I’m thinking it’s none. What I’ve read so far is that GCM is secure at 128-bit even though CBC was considered to require 256-bit to be secure, so using 256-bit with GCM adds unnecessary complexity and heavily increases overhead for no benefit. Similarly, while SHA1 is considered vulnerable with 160 bits, SHA256 is considered secure, so what do you gain from 384-bit SHA? I am under the impression that some processors with hardware crypto accelerarion implement higher-bit functions by performing multiple 128-bit operations, so this could potentially cause a small performance hit for some clients with older chips, and a huge performance hit for clients that don’t have hardware crypto at all. Does that sound correct to you?

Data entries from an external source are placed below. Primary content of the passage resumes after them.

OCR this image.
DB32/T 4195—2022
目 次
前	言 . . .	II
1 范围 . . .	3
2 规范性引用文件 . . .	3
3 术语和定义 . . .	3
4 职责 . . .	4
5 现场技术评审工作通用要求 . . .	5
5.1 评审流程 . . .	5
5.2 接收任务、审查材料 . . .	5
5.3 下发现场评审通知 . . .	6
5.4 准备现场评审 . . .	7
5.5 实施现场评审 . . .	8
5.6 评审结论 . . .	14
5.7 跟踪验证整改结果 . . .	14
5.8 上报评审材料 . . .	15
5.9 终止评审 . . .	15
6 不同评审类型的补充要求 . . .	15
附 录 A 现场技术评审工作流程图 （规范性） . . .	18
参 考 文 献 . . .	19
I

WAN & LAN are on the onboard Intel IGB0/1. It’s a SuperMicro MB. I also have an Intel quad port for various other networks, like SYNC, and other hard wired private networks. WAN & LAN are on their own physical interface, plugged into their own respective switches. I have 6 interfaces in the pfSense box, 5 are used.
Connecting to the same servers at the data center, on their external interface, not using pfSense/openvpn, I get 106 Megabytes/sec – ~900 mbits/sec. When trying to get to the LAN side, thru pfSense w/openvpn, that’s when speeds collapse.
Hrmm… My advanced settings are set to AES-NI, and I see there’s now an option for both AES-NI and BSD-Crypto. On next OS update, I think I’ll make that change.
Multiple gets over the same tunnel increase the thruput slightly, and barely increase openvpn cpu load. So there goes that theory. You’d swear this thing is QOS’d.
My setup is nothing like yours as I run a virtual pf-sense under proxmox with a dozen other VM’s on a Pentium G3220 (no AES-NI). What is similar is the fact that I had a very similar problem and I also have an Intel 4 port 1Gig add-on card. When I first setup the machine I was using one port on the built in and one port on the external card; I had terrible results that at first I chalked up to the Pentium CPU but there was no real load happening; so then I moved all my PFSense stuff over to the external card and magically everything was fine. For whatever reason pf-sense just didnt like my built on nic’s. I only have 150Mbit but I can fully saturate that (vs only pulling around 30Mbit before moving the connections around).